Although Lambert was a witness to the walk where she said the animals "looked so sad and just so abused," Animal Control was parked nearby, and she said the trainers were doing nothing illegal.

Other animal advocates will be in attendance tomorrow to protest elephant training practices among other issues.

The San Diego Animal Advocates said they will pass out fliers in English and Spanish on Wednesday, as well as have banners in both languages, the group's Jane Cartmill said.

During the protest, a person dressed inside a flat screen television suit will be displaying videos of what Cartmill calls elephant training.

Circus official Andy Perez said Ringling Bros. and Barnum & Bailey encourages the public to see the elephants and other animals for themselves.

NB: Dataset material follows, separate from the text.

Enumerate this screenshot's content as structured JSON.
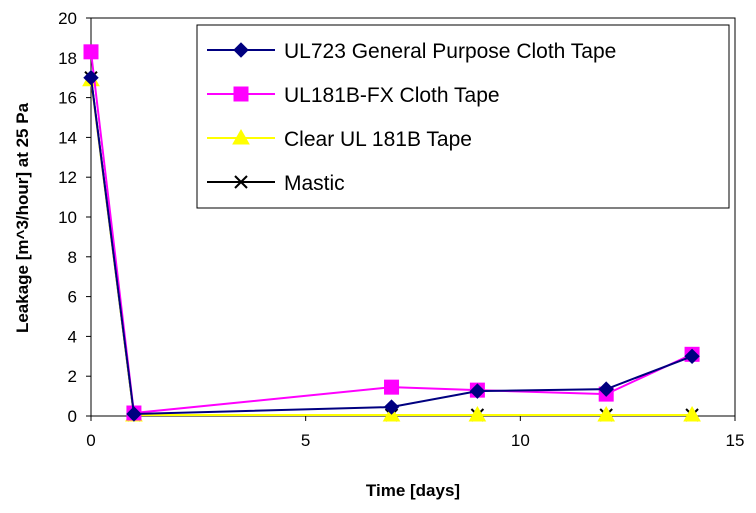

"We don't have bad trainers," he said.

The circus has trainers available 90 minutes before the show. The audience can see trainers and the animals at that time, Perez said. The circus is especially proud of its Asian elephant breeding program, Perez said.

The Ringling Bros. and Barnum & Bailey circus operates a 200-acre facility in Florida where the elephants can retire, breed and become a part of a research project to ensure their species' survival, Perez said.

Cartmill said her group will be protesting the circus for false statements of breeding elephants for conservation purposes.

"Captivity equals conservation is absurd," Cartmill said. "They should buy habitat in Asia where the elephants belong. Breeding them in a U.S. environment is not conservation."